Where is NIO’s hidden worry?

At the financial report meeting, Li Bin also mentioned the two pain points that NIO faces, namely supply chain issues and overseas markets.

Continuing the impact of the pandemic in 2020, car companies still face great challenges in the supply chain this year. For example, NIO’s supply chain team continues to be under pressure due to the chip factory in Malaysia, a parts factory for interiors in Nanjing, and the flooding in Germany.

For NIO, the NIO Europe business starting from Norway has not yet been able to create substantial benefits for NIO’s sales. From Li Bin’s point of view, the current European market is more focused on cultivating brand appeal and improving brand awareness, which cannot help the overall sales in the short term.

However, in the author’s view, NIO’s biggest problem is the lack of a explosive model similar to Ideal ONE.This is closely related to NIO’s high brand positioning and high customer operation and maintenance costs. However, if we only measure success based on sales, NIO still needs to solve this problem. Whether it is the lower positioned NIO brand models on the upcoming NT2.0 platform next year or a new brand targeting the mass market in the future, both are responsible for NIO’s sales volume.

After all, the auto industry is a profit-seeking industry based on scale, and NIO can only occupy a place in the Chinese new energy vehicle market, which is not spacious but gathers almost all mainstream global auto brands, by increasing profits.

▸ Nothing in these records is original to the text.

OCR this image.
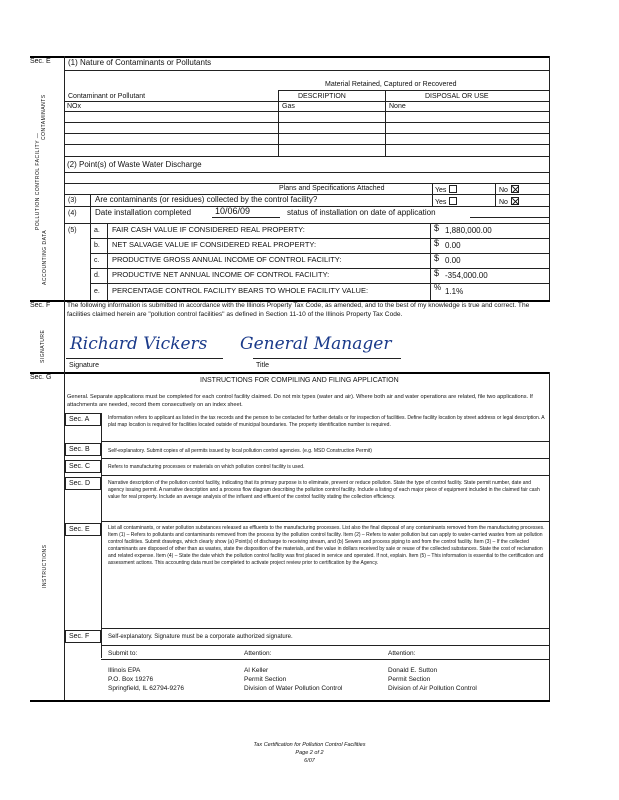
Sec. E
CONTAMINANTS
POLLUTION CONTROL FACILITY —
ACCOUNTING DATA
(1) Nature of Contaminants or Pollutants
Material Retained, Captured or Recovered
Contaminant or Pollutant	DESCRIPTION	DISPOSAL OR USE
NOx	Gas	None
(2) Point(s) of Waste Water Discharge
Plans and Specifications Attached	Yes	No
(3) Are contaminants (or residues) collected by the control facility?	Yes	No
(4) Date installation completed	10/06/09	status of installation on date of application
(5) a. FAIR CASH VALUE IF CONSIDERED REAL PROPERTY:	$ 1,880,000.00
b. NET SALVAGE VALUE IF CONSIDERED REAL PROPERTY:	$ 0.00
c. PRODUCTIVE GROSS ANNUAL INCOME OF CONTROL FACILITY:	$ 0.00
d. PRODUCTIVE NET ANNUAL INCOME OF CONTROL FACILITY:	$ -354,000.00
e. PERCENTAGE CONTROL FACILITY BEARS TO WHOLE FACILITY VALUE:	% 1.1%
Sec. F
SIGNATURE
The following information is submitted in accordance with the Illinois Property Tax Code, as amended, and to the best of my knowledge is true and correct. The facilities claimed herein are "pollution control facilities" as defined in Section 11-10 of the Illinois Property Tax Code.
Richard Vickers General Manager
Signature	Title
Sec. G
INSTRUCTIONS
INSTRUCTIONS FOR COMPILING AND FILING APPLICATION
General. Separate applications must be completed for each control facility claimed. Do not mix types (water and air). Where both air and water operations are related, file two applications. If attachments are needed, record them consecutively on an index sheet.
Sec. A	Information refers to applicant as listed in the tax records and the person to be contacted for further details or for inspection of facilities. Define facility location by street address or legal description. A plat map location is required for facilities located outside of municipal boundaries. The property identification number is required.
Sec. B	Self-explanatory. Submit copies of all permits issued by local pollution control agencies. (e.g. MSD Construction Permit)
Sec. C	Refers to manufacturing processes or materials on which pollution control facility is used.
Sec. D	Narrative description of the pollution control facility, indicating that its primary purpose is to eliminate, prevent or reduce pollution. State the type of control facility. State permit number, date and agency issuing permit. A narrative description and a process flow diagram describing the pollution control facility. Include a listing of each major piece of equipment included in the claimed fair cash value for real property. Include an average analysis of the influent and effluent of the control facility stating the collection efficiency.
Sec. E	List all contaminants, or water pollution substances released as effluents to the manufacturing processes. List also the final disposal of any contaminants removed from the manufacturing processes. Item (1) – Refers to pollutants and contaminants removed from the process by the pollution control facility. Item (2) – Refers to water pollution but can apply to water-carried wastes from air pollution control facilities. Submit drawings, which clearly show (a) Point(s) of discharge to receiving stream, and (b) Sewers and process piping to and from the control facility. Item (3) – If the collected contaminants are disposed of other than as wastes, state the disposition of the materials, and the value in dollars received by sale or reuse of the collected substances. State the cost of reclamation and related expense. Item (4) – State the date which the pollution control facility was first placed in service and operated. If not, explain. Item (5) – This information is essential to the certification and assessment actions. This accounting data must be completed to activate project review prior to certification by the Agency.
Sec. F	Self-explanatory. Signature must be a corporate authorized signature.
Submit to:	Attention:	Attention:
Illinois EPA
P.O. Box 19276
Springfield, IL 62794-9276
Al Keller
Permit Section
Division of Water Pollution Control
Donald E. Sutton
Permit Section
Division of Air Pollution Control
Tax Certification for Pollution Control Facilities
Page 2 of 2
6/07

For new forces in the auto industry like NIO, developing and launching three new models in 2022 is a significant challenge for the entire company system. Regardless of the final sales of the three models, promoting them from R&D to launch alone is a big test for the company.

We can only say that three days apart can make a difference, and today’s NIO is no longer the same as the fledgling company of years ago. However, the competition in the domestic and even global electric vehicle market is already fierce, and NIO needs to gather energy to focus on developing more underlying core technologies while launching new models. Only then can NIO walk more steadily and further.